Ia juga menekankan bahwa motivasi tidak hanya diberikan kepada orang lain, tetapi juga harus dijaga dalam diri sendiri.
BACA JUGA: Gubernur Kalsel Apresiasi CRM Award VI, Tekankan Penguatan Peran Masjid bagi Pemberdayaan Umat
“Profesi pendidik tidak selalu mudah, penuh tantangan dan pengorbanan. Namun justru di situlah letak kemuliaannya. Melalui profesi ini kita menanam nilai, menanam semangat, bahkan menanam masa depan bagi generasi penerus,” ujarnya.
Dalam kesempatan itu, Hadeli Rosyadi mengapresiasi kiprah UKM FKIP Mengajar ULM yang dinilai sebagai contoh nyata praktik pendidikan berbasis pengabdian.
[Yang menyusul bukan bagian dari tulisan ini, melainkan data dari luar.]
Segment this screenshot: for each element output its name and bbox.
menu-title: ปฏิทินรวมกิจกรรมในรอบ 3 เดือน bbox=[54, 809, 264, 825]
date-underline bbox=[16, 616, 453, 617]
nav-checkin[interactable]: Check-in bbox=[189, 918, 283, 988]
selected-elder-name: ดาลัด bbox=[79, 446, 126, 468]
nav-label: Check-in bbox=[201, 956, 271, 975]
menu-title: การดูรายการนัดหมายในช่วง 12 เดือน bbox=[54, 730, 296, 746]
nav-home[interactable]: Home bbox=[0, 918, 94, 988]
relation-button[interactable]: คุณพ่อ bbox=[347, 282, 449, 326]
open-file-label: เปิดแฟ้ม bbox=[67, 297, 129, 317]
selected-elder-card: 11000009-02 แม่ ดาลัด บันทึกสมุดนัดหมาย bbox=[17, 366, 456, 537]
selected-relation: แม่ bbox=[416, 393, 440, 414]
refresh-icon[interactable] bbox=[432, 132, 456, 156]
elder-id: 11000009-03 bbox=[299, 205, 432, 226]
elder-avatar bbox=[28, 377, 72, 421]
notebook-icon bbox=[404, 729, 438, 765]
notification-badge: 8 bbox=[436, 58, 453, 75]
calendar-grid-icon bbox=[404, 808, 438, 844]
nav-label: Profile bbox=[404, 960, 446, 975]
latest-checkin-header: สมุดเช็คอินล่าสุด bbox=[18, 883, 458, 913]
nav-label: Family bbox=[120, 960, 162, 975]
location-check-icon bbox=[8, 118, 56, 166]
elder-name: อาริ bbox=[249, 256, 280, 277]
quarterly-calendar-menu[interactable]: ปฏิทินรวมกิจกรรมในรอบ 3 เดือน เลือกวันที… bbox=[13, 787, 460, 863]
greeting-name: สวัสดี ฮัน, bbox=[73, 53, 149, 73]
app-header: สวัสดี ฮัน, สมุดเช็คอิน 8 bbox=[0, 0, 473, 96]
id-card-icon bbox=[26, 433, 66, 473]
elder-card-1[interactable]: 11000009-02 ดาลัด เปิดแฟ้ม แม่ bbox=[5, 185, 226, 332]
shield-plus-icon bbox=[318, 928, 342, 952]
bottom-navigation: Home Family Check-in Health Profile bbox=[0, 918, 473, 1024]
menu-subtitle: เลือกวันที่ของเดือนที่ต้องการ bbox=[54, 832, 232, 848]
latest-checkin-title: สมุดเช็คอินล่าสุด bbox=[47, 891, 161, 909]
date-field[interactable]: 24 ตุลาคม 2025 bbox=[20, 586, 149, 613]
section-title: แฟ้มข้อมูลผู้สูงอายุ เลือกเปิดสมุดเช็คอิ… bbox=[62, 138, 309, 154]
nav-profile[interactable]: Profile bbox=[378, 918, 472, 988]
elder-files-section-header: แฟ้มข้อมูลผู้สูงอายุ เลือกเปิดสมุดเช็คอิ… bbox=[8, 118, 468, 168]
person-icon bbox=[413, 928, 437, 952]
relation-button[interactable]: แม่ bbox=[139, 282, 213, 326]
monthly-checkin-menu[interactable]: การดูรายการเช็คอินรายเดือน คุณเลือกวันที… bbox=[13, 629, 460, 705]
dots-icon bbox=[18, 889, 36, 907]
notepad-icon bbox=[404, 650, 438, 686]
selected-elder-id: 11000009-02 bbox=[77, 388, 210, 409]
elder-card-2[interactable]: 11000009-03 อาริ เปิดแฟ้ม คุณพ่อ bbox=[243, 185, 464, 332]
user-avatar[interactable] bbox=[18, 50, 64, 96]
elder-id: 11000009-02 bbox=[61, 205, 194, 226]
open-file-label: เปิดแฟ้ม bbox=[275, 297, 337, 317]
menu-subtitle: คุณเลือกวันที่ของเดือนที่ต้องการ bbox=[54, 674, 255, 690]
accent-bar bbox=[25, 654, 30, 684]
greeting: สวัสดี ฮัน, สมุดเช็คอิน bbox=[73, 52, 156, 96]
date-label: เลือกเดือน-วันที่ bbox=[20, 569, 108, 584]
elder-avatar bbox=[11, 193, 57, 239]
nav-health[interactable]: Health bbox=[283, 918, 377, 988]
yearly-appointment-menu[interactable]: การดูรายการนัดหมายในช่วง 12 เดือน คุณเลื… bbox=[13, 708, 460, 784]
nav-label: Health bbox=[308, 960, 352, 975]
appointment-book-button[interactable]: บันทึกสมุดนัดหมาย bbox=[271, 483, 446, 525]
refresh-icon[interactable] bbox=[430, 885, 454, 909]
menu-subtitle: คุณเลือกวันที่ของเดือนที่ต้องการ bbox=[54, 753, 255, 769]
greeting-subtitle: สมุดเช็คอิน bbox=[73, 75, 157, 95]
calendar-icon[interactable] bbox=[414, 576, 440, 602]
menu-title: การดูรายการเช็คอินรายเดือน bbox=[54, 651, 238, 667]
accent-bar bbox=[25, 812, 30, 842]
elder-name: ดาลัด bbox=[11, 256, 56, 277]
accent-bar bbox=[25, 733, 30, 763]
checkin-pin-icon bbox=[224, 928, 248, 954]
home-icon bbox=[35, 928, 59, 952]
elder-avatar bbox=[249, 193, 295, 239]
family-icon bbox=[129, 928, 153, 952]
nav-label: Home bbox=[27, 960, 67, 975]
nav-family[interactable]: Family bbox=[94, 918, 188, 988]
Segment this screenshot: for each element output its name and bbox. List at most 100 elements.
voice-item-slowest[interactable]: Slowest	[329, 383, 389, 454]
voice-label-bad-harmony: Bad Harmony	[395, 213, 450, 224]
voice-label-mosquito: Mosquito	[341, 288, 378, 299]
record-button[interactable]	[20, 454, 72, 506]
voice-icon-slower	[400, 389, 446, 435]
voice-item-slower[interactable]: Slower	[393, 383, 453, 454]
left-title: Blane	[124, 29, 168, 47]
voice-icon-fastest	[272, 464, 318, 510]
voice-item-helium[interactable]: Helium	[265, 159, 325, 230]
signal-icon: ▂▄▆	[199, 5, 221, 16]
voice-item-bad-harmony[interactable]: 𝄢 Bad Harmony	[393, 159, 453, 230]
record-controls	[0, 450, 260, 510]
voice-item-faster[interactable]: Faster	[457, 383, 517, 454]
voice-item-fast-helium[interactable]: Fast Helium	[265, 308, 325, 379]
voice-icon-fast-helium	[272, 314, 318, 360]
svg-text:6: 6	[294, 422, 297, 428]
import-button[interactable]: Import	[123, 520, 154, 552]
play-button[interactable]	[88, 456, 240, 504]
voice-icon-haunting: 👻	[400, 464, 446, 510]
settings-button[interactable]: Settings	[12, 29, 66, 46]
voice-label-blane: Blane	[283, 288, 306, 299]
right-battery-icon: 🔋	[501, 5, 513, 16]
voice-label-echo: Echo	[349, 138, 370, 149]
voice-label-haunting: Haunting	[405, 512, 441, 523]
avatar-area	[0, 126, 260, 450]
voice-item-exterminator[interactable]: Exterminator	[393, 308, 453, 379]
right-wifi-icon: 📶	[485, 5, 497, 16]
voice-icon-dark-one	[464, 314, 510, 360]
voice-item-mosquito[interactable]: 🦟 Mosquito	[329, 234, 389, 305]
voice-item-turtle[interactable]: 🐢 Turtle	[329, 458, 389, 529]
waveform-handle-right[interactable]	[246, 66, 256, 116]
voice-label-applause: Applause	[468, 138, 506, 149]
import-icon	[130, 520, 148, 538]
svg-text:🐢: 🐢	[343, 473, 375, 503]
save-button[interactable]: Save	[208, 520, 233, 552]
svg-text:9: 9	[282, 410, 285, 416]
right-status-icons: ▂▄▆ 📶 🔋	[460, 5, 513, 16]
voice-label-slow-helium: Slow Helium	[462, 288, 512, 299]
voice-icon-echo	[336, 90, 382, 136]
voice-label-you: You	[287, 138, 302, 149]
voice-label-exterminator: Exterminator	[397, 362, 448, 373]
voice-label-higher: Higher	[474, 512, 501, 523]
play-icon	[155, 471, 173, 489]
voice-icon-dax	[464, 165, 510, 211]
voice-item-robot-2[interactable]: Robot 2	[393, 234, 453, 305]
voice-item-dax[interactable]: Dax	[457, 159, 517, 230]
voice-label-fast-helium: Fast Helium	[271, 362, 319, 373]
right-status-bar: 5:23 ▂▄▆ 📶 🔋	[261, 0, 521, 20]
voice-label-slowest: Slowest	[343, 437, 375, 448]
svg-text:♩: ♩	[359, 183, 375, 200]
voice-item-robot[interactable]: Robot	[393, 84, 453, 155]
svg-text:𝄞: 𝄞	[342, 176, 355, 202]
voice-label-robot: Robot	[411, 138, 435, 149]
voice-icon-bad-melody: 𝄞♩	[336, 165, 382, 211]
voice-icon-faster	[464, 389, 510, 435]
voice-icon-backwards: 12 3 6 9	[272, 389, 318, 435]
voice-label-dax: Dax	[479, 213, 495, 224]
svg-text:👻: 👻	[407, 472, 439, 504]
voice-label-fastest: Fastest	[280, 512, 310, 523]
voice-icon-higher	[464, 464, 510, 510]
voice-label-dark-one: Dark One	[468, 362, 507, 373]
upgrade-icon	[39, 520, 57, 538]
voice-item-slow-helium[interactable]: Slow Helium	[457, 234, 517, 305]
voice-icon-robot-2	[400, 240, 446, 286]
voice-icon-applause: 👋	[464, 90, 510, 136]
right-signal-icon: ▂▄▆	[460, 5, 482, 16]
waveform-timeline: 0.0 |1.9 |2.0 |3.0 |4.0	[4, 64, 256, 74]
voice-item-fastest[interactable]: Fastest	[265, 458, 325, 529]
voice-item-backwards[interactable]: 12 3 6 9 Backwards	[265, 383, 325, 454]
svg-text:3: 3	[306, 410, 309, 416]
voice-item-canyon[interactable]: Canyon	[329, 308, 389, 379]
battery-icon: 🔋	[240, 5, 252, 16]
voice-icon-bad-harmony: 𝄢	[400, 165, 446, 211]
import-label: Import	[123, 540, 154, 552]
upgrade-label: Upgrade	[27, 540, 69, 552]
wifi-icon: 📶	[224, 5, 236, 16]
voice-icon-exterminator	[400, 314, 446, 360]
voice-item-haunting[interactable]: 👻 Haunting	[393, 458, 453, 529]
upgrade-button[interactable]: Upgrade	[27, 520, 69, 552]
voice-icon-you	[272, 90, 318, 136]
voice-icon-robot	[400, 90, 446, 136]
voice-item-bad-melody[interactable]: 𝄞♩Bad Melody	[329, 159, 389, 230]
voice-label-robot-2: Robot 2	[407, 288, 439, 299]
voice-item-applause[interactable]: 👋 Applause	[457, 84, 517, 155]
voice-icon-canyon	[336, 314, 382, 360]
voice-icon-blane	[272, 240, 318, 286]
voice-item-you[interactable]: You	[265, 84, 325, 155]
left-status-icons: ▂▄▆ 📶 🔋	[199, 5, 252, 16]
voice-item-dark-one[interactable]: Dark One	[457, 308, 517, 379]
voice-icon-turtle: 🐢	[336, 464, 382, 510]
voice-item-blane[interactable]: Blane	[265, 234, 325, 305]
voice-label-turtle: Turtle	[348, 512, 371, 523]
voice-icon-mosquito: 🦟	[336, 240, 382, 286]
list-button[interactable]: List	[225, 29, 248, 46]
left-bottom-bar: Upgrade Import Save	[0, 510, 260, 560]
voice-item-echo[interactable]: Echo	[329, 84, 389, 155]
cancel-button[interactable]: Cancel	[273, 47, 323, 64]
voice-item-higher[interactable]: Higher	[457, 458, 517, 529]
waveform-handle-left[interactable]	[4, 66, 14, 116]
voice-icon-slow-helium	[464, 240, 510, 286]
“Organisasi ini telah turun langsung ke masyarakat, hadir di desa-desa, dan mendampingi anak-anak yang membutuhkan dukungan. Inilah pendidikan yang hidup, tidak hanya di ruang kelas tetapi juga di lapangan, di tengah masyarakat, di setiap tempat di mana harapan tumbuh,” jelasnya.
Ia menambahkan bahwa Pemerintah Provinsi Kalimantan Selatan akan terus memperkuat sektor pendidikan melalui pembangunan sarana prasarana, peningkatan kualitas pembelajaran, serta penguatan kapasitas pendidik dan calon pendidik.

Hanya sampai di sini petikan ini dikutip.